Bosch wondered if Bella had been taken for a medical test or if she had a last therapy session that had drawn her out of her room. He walked down the hall to the nursing station and inquired.
“She hasn’t left yet,” a nurse told him. “We’re waiting for the doctor to sign the paperwork and then she’ll be ready to go.”
“So where is she?” he asked.
“In her room, waiting.”
“No, she’s not. Is there a cafeteria around?”
“Just the one on the first floor.”
Bosch took the elevator down and looked around the small and uncrowded cafeteria. There was no sign of Lourdes.
He knew he could have missed her. As he was going down in one elevator she could have been going up in another.
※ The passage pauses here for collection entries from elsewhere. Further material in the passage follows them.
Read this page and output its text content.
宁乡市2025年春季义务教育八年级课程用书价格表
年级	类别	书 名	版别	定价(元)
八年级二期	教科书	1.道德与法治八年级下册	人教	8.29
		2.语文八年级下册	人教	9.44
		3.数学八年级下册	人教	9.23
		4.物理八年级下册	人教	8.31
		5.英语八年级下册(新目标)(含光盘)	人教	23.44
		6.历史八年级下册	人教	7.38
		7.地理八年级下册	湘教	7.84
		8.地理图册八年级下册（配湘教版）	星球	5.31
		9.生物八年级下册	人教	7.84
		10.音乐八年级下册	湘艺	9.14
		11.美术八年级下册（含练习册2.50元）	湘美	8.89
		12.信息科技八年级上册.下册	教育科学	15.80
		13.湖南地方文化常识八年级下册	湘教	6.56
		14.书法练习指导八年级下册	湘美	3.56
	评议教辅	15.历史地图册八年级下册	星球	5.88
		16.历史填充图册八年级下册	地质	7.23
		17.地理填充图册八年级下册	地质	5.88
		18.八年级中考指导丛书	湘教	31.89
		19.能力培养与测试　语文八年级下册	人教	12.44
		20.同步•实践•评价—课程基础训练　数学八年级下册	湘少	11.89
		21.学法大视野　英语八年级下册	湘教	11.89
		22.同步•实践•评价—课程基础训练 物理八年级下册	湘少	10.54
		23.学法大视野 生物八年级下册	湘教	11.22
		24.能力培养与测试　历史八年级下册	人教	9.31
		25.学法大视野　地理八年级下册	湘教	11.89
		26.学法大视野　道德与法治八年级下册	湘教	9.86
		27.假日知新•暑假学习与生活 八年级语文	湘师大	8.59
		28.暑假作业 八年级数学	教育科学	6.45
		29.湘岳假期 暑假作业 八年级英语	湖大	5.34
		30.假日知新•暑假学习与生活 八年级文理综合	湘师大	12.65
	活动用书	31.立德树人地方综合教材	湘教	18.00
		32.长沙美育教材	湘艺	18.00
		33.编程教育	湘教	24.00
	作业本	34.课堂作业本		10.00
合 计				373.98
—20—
But a low-grade feeling of panic started to creep into Bosch’s chest. He remembered Taryn being outraged that Lourdes was suffering the indignity of being treated in the same hospital as her abductor and rapist. Bosch had sought to assure her that Dockweiler would be stabilized and moved downtown to the jail ward at the county hospital. But he knew that no arraignment had been set yet for Dockweiler because of his precarious health status. He realized that if Dockweiler’s medical condition was too critical for even a bedside arraignment in the hospital jail ward, then it could also be too critical for a transfer from Holy Cross to County.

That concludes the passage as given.